Handcrafts and haute couture

Before Alpaca fabrics broke into the world of haute couture, the conventional image the world had of Alpaca crafted items was limited to native handcrafted garments.

Made on spinning wheels and rustic looms, a wide variety of these products were sold in picturesque markets, or specialized handcraft stores with the most diverse styles and materials.

These garments were normally stereotyped with admirable native motifs and were primarily fine local traditional handcrafts.

Destined to a segment of customers who love the Andean mystique, young members of counter-culture and tourists fascinated with the opportunity to take a meaningful, practical souvenir back with them, the handcrafts charmed admirers of the delicate, warm wool of these camelids.
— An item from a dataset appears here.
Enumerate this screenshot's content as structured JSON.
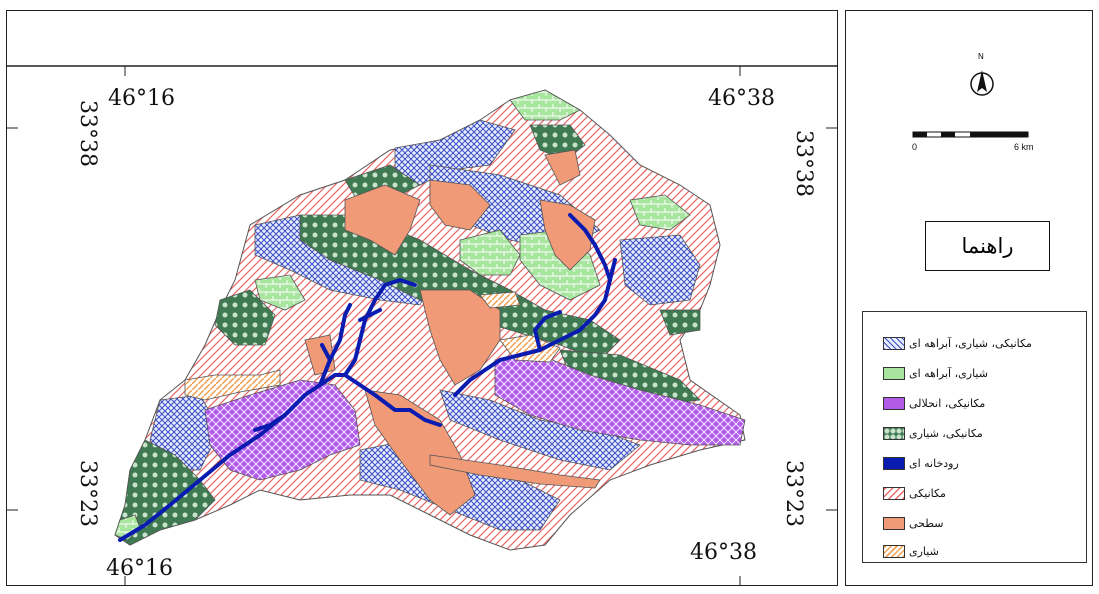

When modern national designers appeared they finally made the enormous potential of the Alpaca clear, within the most sophisticated world of fine confection and this initiated the vertiginous growth of Bolivian haute couture, using the noble fibres of this animal as their essential raw material.

The use of universal fashion patterns to produce garments that followed the required standards, led to the recognition of Alpaca fibre manufacturers among the most noteworthy segments of haute couture, nationally and internationally.

Today, the modern creations of Bolivian designers such as Liliana Castellanos have consolidated a well-earned reputation internationally both due to the particular advantages of the designs themselves, and the use of these marvellous Alpaca fibres.

The quality of this material is superior to that obtained from cashmere goats, the previous symbols of excellence in fibre in aspects such as finesse and softness to the touch.